Opera lovers of a certain venerable age and collectors of old recordings always talk about the disappearance of one vocal tradition or another: the French, the verismo, the Wagnerian, the Viennese operetta, etc. By and large they are right; performing styles lose their purity as we get farther in time from the music that gave rise to them, as cultures mix and merge, as performers jet constantly around the globe, and as recordings increasingly become points of reference. Orchestral sound has suffered the same homogenization; orchestras do have their individual traits, but they are usually subtle and can't always be identified as "national."

I treasure some older recordings of French and Russian music by Ernest Ansermet conducting L'Orchestre de la Suisse Romande, which half a century ago still had a French kind of tangy, unhomogenized wind ensemble which has now disappeared. I agree with headphone hermit that this loss of individuality is unfortunate.


----------



## Couchie (Dec 9, 2010)

Kirsten Flagstad was unfortunately Norwegian, not German. That about wraps it up for Nationalism and the infants who beg to suck from a country's tit.


----------



## Couac Addict (Oct 16, 2013)

MoonlightSonata said:


> What different winds do they use? I'm curious.
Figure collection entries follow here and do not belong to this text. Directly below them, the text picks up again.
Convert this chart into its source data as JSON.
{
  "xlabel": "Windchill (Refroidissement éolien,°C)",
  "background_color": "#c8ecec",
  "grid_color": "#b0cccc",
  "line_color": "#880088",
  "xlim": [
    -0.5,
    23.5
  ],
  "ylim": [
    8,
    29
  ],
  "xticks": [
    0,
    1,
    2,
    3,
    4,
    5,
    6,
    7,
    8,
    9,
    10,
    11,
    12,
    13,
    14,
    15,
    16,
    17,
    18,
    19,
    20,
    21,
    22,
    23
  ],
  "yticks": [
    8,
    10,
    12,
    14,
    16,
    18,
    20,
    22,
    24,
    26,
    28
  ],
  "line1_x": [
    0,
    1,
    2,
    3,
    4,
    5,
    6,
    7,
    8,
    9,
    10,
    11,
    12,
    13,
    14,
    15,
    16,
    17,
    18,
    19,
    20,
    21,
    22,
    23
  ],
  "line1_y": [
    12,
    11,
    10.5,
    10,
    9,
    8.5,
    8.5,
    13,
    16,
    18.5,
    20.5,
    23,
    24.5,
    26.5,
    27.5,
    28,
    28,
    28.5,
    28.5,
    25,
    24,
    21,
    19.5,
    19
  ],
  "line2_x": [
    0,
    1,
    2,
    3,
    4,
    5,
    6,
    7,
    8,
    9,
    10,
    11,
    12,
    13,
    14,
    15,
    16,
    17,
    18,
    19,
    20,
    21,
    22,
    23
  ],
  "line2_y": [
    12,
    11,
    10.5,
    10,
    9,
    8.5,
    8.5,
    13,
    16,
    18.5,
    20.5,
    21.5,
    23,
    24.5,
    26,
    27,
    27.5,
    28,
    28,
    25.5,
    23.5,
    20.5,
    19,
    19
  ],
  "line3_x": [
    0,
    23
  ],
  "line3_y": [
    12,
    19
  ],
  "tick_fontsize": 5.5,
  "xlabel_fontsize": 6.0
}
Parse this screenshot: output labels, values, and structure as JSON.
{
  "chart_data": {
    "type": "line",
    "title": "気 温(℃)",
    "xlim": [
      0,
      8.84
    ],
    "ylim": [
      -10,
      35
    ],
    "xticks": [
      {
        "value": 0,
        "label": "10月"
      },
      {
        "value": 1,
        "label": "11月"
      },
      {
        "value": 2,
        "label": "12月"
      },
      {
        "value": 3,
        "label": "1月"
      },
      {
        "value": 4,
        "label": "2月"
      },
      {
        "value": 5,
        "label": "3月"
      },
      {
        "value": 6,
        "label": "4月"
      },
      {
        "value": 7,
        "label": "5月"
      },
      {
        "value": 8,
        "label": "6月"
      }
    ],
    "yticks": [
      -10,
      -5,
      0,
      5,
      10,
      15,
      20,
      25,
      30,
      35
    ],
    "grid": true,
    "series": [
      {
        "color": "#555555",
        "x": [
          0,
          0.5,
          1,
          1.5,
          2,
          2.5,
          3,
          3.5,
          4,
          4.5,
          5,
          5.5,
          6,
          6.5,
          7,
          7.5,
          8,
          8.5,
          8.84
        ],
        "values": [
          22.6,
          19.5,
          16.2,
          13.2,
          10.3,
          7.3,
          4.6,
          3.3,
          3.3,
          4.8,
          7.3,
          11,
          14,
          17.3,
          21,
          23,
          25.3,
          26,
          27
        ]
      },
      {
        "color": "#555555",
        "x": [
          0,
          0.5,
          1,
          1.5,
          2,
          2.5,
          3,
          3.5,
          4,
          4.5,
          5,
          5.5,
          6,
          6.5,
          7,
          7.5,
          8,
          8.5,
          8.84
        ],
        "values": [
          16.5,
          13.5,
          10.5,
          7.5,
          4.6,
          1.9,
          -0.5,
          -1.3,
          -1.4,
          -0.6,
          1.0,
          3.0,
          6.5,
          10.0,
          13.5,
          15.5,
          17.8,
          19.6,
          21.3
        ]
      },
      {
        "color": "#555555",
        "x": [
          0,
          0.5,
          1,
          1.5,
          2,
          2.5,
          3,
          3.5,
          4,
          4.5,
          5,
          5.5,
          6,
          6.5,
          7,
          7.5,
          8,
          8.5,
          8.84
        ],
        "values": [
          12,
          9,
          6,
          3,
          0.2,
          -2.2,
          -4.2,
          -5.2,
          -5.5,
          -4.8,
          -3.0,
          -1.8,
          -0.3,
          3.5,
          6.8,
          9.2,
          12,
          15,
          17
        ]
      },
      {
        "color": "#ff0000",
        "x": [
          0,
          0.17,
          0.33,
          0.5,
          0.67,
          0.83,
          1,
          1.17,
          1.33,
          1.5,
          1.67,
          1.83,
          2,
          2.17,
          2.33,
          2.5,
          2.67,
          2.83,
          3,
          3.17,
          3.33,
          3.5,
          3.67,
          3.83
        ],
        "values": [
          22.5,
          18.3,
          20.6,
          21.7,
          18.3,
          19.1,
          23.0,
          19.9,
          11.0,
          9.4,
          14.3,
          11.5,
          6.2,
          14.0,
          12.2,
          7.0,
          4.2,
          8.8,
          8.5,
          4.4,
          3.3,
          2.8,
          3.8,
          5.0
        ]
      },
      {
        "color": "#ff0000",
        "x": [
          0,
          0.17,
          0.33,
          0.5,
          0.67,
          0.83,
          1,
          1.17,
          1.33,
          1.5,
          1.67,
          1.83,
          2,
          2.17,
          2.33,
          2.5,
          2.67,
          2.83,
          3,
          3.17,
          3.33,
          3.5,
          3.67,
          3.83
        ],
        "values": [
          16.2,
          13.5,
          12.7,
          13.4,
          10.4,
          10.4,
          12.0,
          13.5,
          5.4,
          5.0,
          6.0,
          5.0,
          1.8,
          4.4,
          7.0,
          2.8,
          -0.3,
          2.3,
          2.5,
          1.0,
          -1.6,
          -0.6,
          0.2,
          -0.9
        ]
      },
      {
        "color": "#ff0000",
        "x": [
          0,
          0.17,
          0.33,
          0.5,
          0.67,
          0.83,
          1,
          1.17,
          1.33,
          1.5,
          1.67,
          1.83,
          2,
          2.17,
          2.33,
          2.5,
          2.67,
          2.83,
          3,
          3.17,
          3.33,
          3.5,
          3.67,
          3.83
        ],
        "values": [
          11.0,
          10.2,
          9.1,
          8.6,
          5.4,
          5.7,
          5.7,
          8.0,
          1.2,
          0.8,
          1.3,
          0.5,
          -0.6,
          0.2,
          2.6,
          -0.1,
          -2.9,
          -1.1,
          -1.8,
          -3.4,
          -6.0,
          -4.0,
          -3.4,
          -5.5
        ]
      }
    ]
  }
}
The French basson is a different instrument to the German one (which is almost used by everyone around the word).
Different reed, bore, key layout, timbre. Different instrument...and bassoonists don't easily adapt from one to the other because of the different fingerings.
Keep that in mind next time you listen to Bolero or Rite of Spring. They were composed for a french bassoon but most hear them performed on a German one.

Similar story for the clarinet. Most people are used to the french one as it's used around the world....unless your in Germany where they have their own version.


----------



## stevens (Jun 23, 2014)

This picture "couac addict" ...its absolutely shocking!


----------



## Couac Addict (Oct 16, 2013)

stevens said:


> This picture "couac addict" ...its absolutely shocking!


It's a special kind of 'sadness' :lol:


----------



## joen_cph (Jan 17, 2010)

Couac Addict said:


> The French basson is a different instrument to the German one (which is almost used by everyone around the word).
> Different reed, bore, key layout, timbre. Different instrument...and bassoonists don't easily adapt from one to the other because of the different fingerings.
> Keep that in mind next time you listen to Bolero or Rite of Spring. They were composed for a french bassoon but most hear them performed on a German one.
> 
> Similar story for the clarinet. Most people are used to the french one as it's used around the world....unless your in Germany where they have their own version.


These people could perhaps do wonders, if invited to political negotiations of the Very Serious sort ...


----------